To reach more underserved communities, Ashoka Africa has expanded its Changemaking Education (CTEACH) Network with 102 graduates and 400 new inductees in Lagos.
CTEACH, a year-long teacher training programme developed with the generous support of Swiss Haute Horlogerie manufacturer, Audemars Piguet, is part of the global Time for Change initiative implemented by First Book, Ashoka and Teach for All supporting young people in under-resourced communities to become changemakers.
In Nigeria, CTEACH positions teachers as the key driver for nurturing changemaking among their students, equipping them to cultivate empathy, leadership, and creative problem-solving to lead solutions in their schools and communities.
Launched in September 2023, CTEACH rapidly evolved from concept to nationwide activation fuelled by Audemars Piguet’s catalytic support. Since then, the programme has built a growing ecosystem of educators embedding the Everyone a Changemaker (EACH) vision in schools in Lagos State, unlocking student leadership and driving a systemic shift in Nigeria’s education sector from traditional teaching models to student-led, community-rooted innovation.
At the weekend, the CTEACH Graduation and Induction Ceremony in Lagos celebrated two major programme milestones; graduation of Cohort 2, with over 100 teachers who internalise, integrate and implement changemaking in their classrooms and communities as well as induction of Cohort 3, welcoming 400 new teachers who begin their transformative journeys as changemaker educators.
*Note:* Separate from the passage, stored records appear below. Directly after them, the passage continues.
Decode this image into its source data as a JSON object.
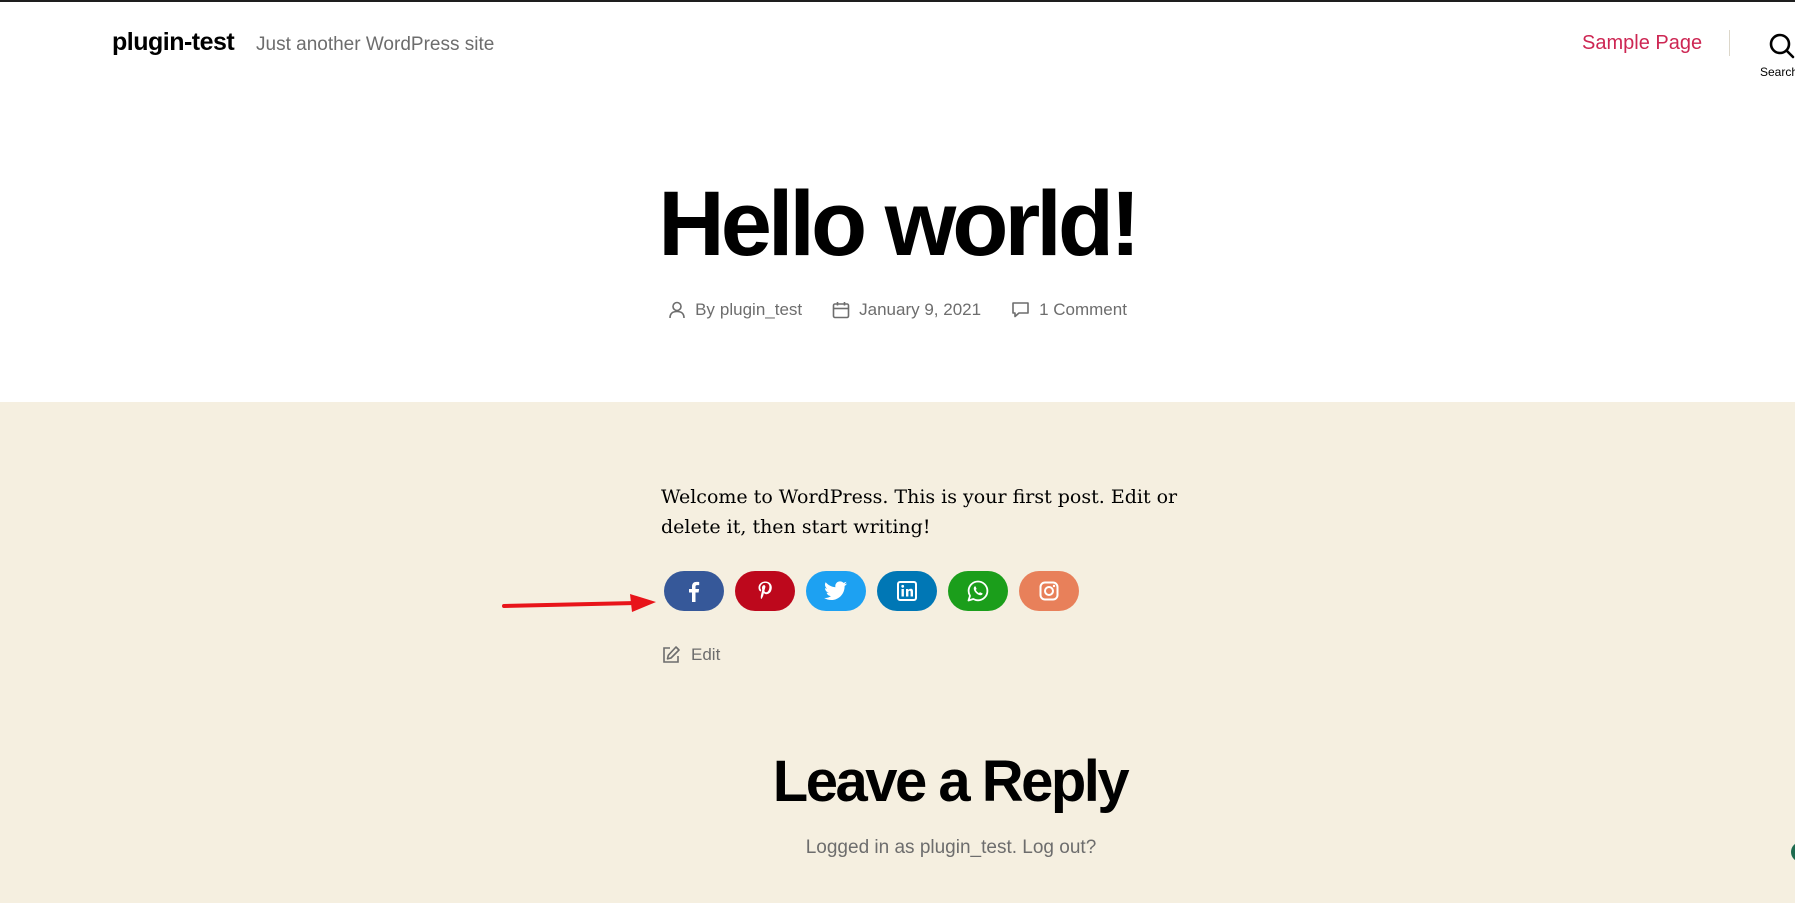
{
  "header": {
    "site_title": "plugin-test",
    "site_description": "Just another WordPress site",
    "nav_items": [
      {
        "label": "Sample Page"
      }
    ],
    "search_label": "Search"
  },
  "post": {
    "title": "Hello world!",
    "meta": {
      "author_prefix": "By",
      "author": "plugin_test",
      "date": "January 9, 2021",
      "comments": "1 Comment"
    },
    "content": "Welcome to WordPress. This is your first post. Edit or delete it, then start writing!",
    "edit_label": "Edit"
  },
  "share_buttons": [
    {
      "network": "facebook",
      "icon": "facebook-icon",
      "color": "#365899"
    },
    {
      "network": "pinterest",
      "icon": "pinterest-icon",
      "color": "#bd081c"
    },
    {
      "network": "twitter",
      "icon": "twitter-icon",
      "color": "#1da1f2"
    },
    {
      "network": "linkedin",
      "icon": "linkedin-icon",
      "color": "#0077b5"
    },
    {
      "network": "whatsapp",
      "icon": "whatsapp-icon",
      "color": "#1b9e1b"
    },
    {
      "network": "instagram",
      "icon": "instagram-icon",
      "color": "#e8805a"
    }
  ],
  "comments": {
    "title": "Leave a Reply",
    "logged_in_text": "Logged in as plugin_test.",
    "logout_label": "Log out?"
  },
  "colors": {
    "accent": "#cd2653",
    "content_background": "#f5efe0",
    "meta_text": "#6d6d6d",
    "annotation_arrow": "#e8141a"
  }
}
This year’s CTEACH theme, ‘Internalise, Integrate, Implement Changemaking’,reinforces the path teachers take as they embrace changemaking as a personal philosophy, embed it into classroom culture, and implement it as a driver of community-wide change.
The programme empowers teachers as “Changemaker Makers,” fostering student agency and a culture of innovation. Lagos now serves as the blueprint for CTEACH’s expansion across Nigeria, Kenya, Senegal, and South Africa,” says Angelou Ezeilo, Co-President and CTEACH Director.
Ezeilo said the 102 Junior Secondary teachers from six districts across Lagos State have embarked on a change-making journey and have been equipped with tools and mindset shifts so that they can instill in themselves and in their students the power of change-making.
She stressed that their students can now identify problems, have conscious empathy for the good of all, understand new leadership, not just a hierarchical top-down, but the power of working in teams and practicing change-making.
A participant, Dr Peace Sule, a recipient of the 2025 African Union (AU) Continental Teachers’ Award for the West Africa region, extolled Ashoka for the training in the four pillars of changemaking; empathy, shared leadership, teamwork and taking action.
Bankole Igbekele, a dedicated Mathematics and Science teacher with over six years of experience at Ojokoro Junior High School, thanked Ashoka for the opportunity to upscale his teaching skills in four pillars of change making, talking about empathy, teamwork, change making leadership and change making action. He urged the government to avoid politicising education with a reference to the new curriculum.